It was quite a volatile year, with a mix of collapses and rallies across markets. Think of gold’s breathtaking rise, crude’s collapse, and copper’s rally. After the summer, gold started collapsing while crude and stocks rallied strongly. With this year’s volatility, it is quite challenging to define a market outlook for 2017. To get a sense of what 2017 will bring, we analyze our proprietary market barometer and our leading market indicator.
The problem with many financial media outlets is that their market outlook sections contain so much and diverse information that it becomes an impossibility it to utilize that info for forecasting. Take as an example the market outlook section on CNBC or the Financial Times. Both are not really useful. That is why we developed a simple and straightforward methodology based one proprietary market barometer and one leading indicator.
Our proprietary market barometer
First, our market barometer looks at all leading markets, and gives a sense of intermarket dynamics. The point in this is that markets do not move in a vacuum, they move in relation to each other. For instance, early this year, gold rallied strongly as a sign of fear; consequently, crude and stocks tanked. Gold’s rally stalled when stocks started rallying. It is important to look at market trends as a function of each other.
Our market barometer displays the deviation of 7 leading markets from their 200 day moving average (DMA). A market trading above its 200 DMA is bullish and in a long term uptrend, a market below its 200 DMA is bearish and in a downtrend. The key challenge of our market barometer is to identify primary market trends based on how leading markets are moving against each other.
Right now, risk assets are in a bullish mode: stocks, yields, copper and crude are all in a long term uptrend. On the other hand, gold and the Japanese Yen, both fear assets, are in a long term downtrend.
‘Risk on’ market outlook 2017 based on this leading indicator
The market barometer reflects the state of markets at a given point in time. But is it fair to say that the ‘risk on’ trend will continue into the first half of 2017?
To answer that question, we look at our leading indicator: 20 year treasury yields. The next chart makes the point that 20 year yields introduce a new phase in markets (risk on vs risk off) exactly at times when extreme high or low fear levels coincide with peaks and bottoms on its long term chart (see red and green circles on the chart).

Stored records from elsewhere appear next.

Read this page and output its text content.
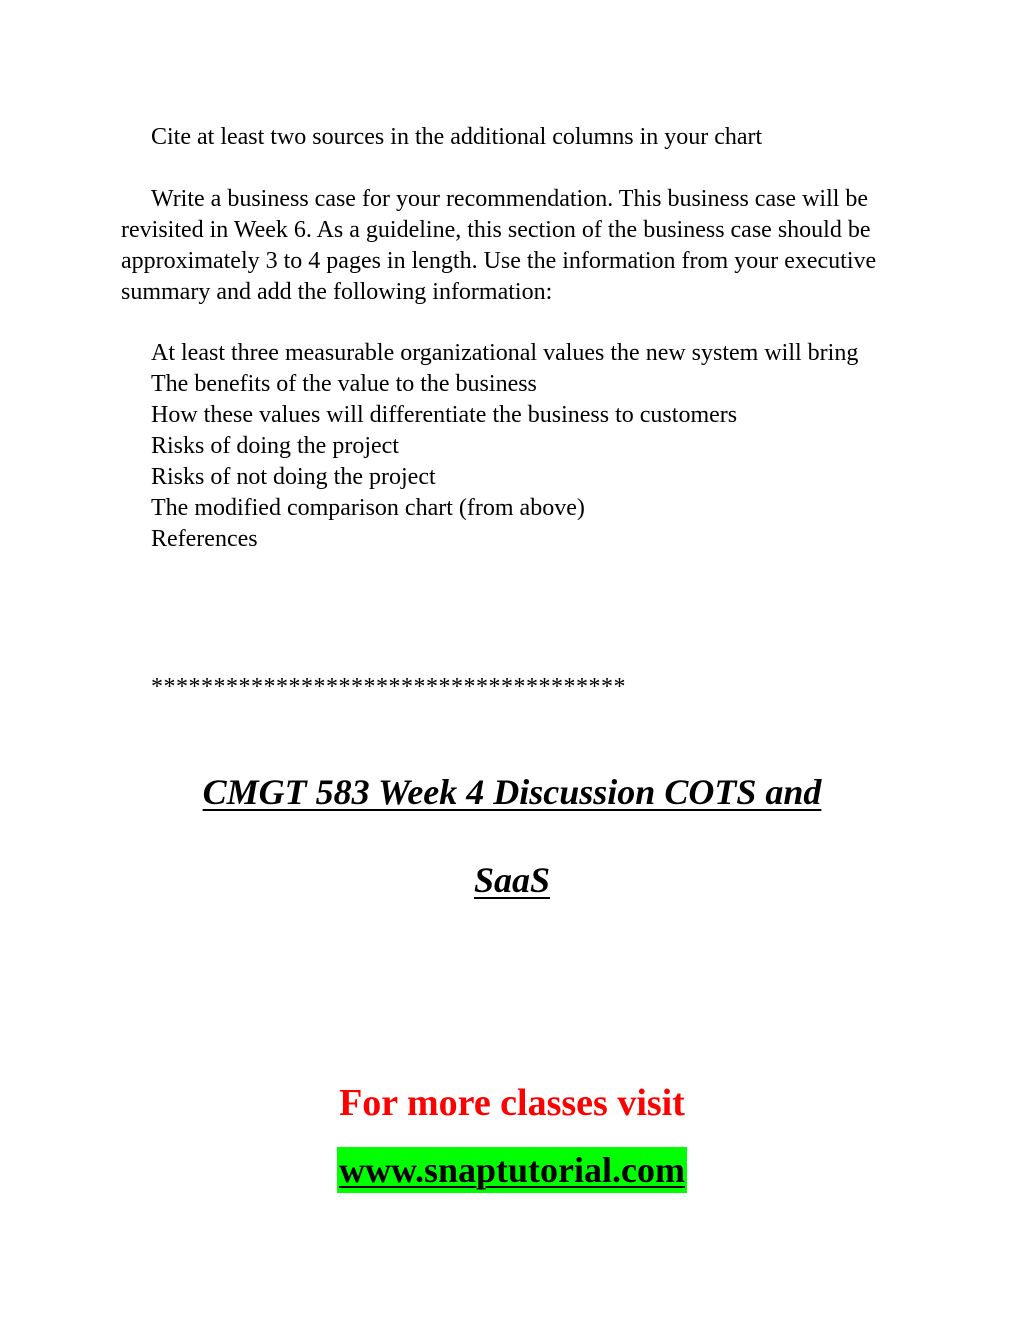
Cite at least two sources in the additional columns in your chart

Write a business case for your recommendation. This business case will be revisited in Week 6. As a guideline, this section of the business case should be approximately 3 to 4 pages in length. Use the information from your executive summary and add the following information:

At least three measurable organizational values the new system will bring
The benefits of the value to the business
How these values will differentiate the business to customers
Risks of doing the project
Risks of not doing the project
The modified comparison chart (from above)
References

**************************************

CMGT 583 Week 4 Discussion COTS and

SaaS

For more classes visit

www.snaptutorial.com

Right after the Brexit vote, 20 year yields bottomed, at a time of maximum fear, and most investors were expecting a stock market crash. That was a turning point for risk, and, since then, risk assets started outperforming fear assets. Stock markets broke to all-time highs, copper and crude rallied, while gold sold off.
With our leading indicator suggesting risk is on, we expect this trend to continue into the first part of 2017. As of the summer, our expectation is that stock markets will start correcting, potentially very sharply. Bonds will become attractive at that point, in line with our former bond market outlook, while commodities will certainly not be attractive.
When it comes to gold, it is too hard to make a prediction. If gold continues to behave as a fear asset, we expect gold to turn into a long term uptrend. The challenge with gold is that it has two faces. On the one hand, it is a fear asset. On the other hand, it is an inflation/deflation driven asset. Gold’s prospects always need to be assessed in the context of what other markets are doing. Initially, our gold price forecast remains bearish. We will need to re-evaluate towards the summer of 2017, and make a new call based on intermarket dynamics.